Ali McBride, PharmD, MS, BCOP, FAzPA, FASHP: Looking at the current areas of development for biosimilars, you can utilize these in the up-front setting or relapsed-refractory setting. When that preference occurs is still an unknown area. I think that when we’re continuing therapy, we’ll probably continue these brand-name therapies based on continualization in the curative setting. Again, the key question here is curative. There will be a preference early on to continue with that brand-name biologic therapy. As time goes on, in a year or 2, we’ll see more and more uptake of the biosimilarization.

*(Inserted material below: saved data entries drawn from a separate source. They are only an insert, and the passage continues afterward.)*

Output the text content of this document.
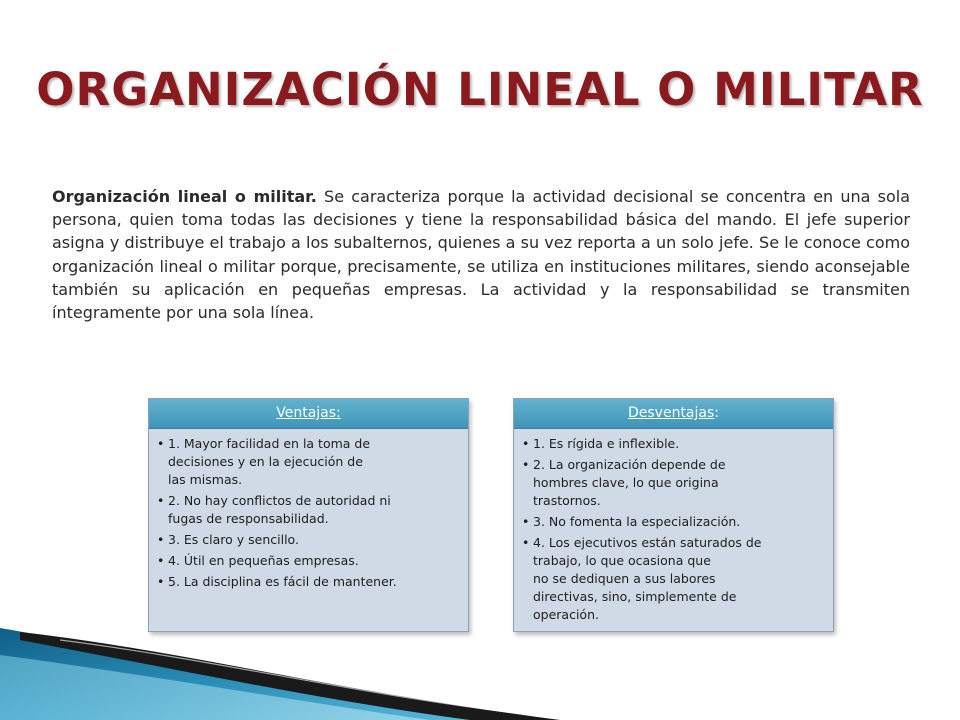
ORGANIZACIÓN LINEAL O MILITAR

Organización lineal o militar. Se caracteriza porque la actividad decisional se concentra en una sola persona, quien toma todas las decisiones y tiene la responsabilidad básica del mando. El jefe superior asigna y distribuye el trabajo a los subalternos, quienes a su vez reporta a un solo jefe. Se le conoce como organización lineal o militar porque, precisamente, se utiliza en instituciones militares, siendo aconsejable también su aplicación en pequeñas empresas. La actividad y la responsabilidad se transmiten íntegramente por una sola línea.

Ventajas:
• 1. Mayor facilidad en la toma de
decisiones y en la ejecución de
las mismas.
• 2. No hay conflictos de autoridad ni
fugas de responsabilidad.
• 3. Es claro y sencillo.
• 4. Útil en pequeñas empresas.
• 5. La disciplina es fácil de mantener.
Desventajas:
• 1. Es rígida e inflexible.
• 2. La organización depende de
hombres clave, lo que origina
trastornos.
• 3. No fomenta la especialización.
• 4. Los ejecutivos están saturados de
trabajo, lo que ocasiona que
no se dediquen a sus labores
directivas, sino, simplemente de
operación.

Even though the preference is there—by a physician team, by team members—the payers will actually define what we use, because we have to get prior authorization of biosimilars up front or biologics. Based on the current utilization or integration of what those policies are developed as, then in these cases—even though they may have a preference or they may say “I trust one biologic rather than the biosimilar”—we’ll see a payer define that early on. There’s a consistent communication based on the payer and institutions defining what that actual pathway is.
When the next step evolves, that will be a discussion on when to integrate that in the institution and also how familiar you feel with those drug therapies as well. That next step is part of that educational piece, which is truly a lack of integrating those biosimilars into the next-step pathway. When we start taking a look at biosimilar integration, over time, we’ll see more familiarity because of use and adverse-event profiles, which should be different, becoming a mainstay of those discussions. That familiarity will bring about increased utilization for physician and team members as well.
Kashyap Patel, MD: Biologics and biosimilars—let me go back to biologics first. Biologics have really revolutionized the treatment of cancer patients. Until 15 years back, all we had were some highly toxic chemotherapy that was almost, like, the bomb that you would use in a large dose and then hope that the cancer tissue dies and the normal tissue recovers.
The biologics target the specific cell, getting a specific marker on the surface. Biologics have revolutionized the management of cancer patients. But they’re really expensive, and the biosimilars have allowed us to replace expensive biologic drugs with relatively less expensive ones—not a whole lot of difference, maybe 15%, 20%, 30% less, but any savings to the system is savings. That’s why biosimilars have been very promising for continuing the accessibility and affordability for cancer patients in our country.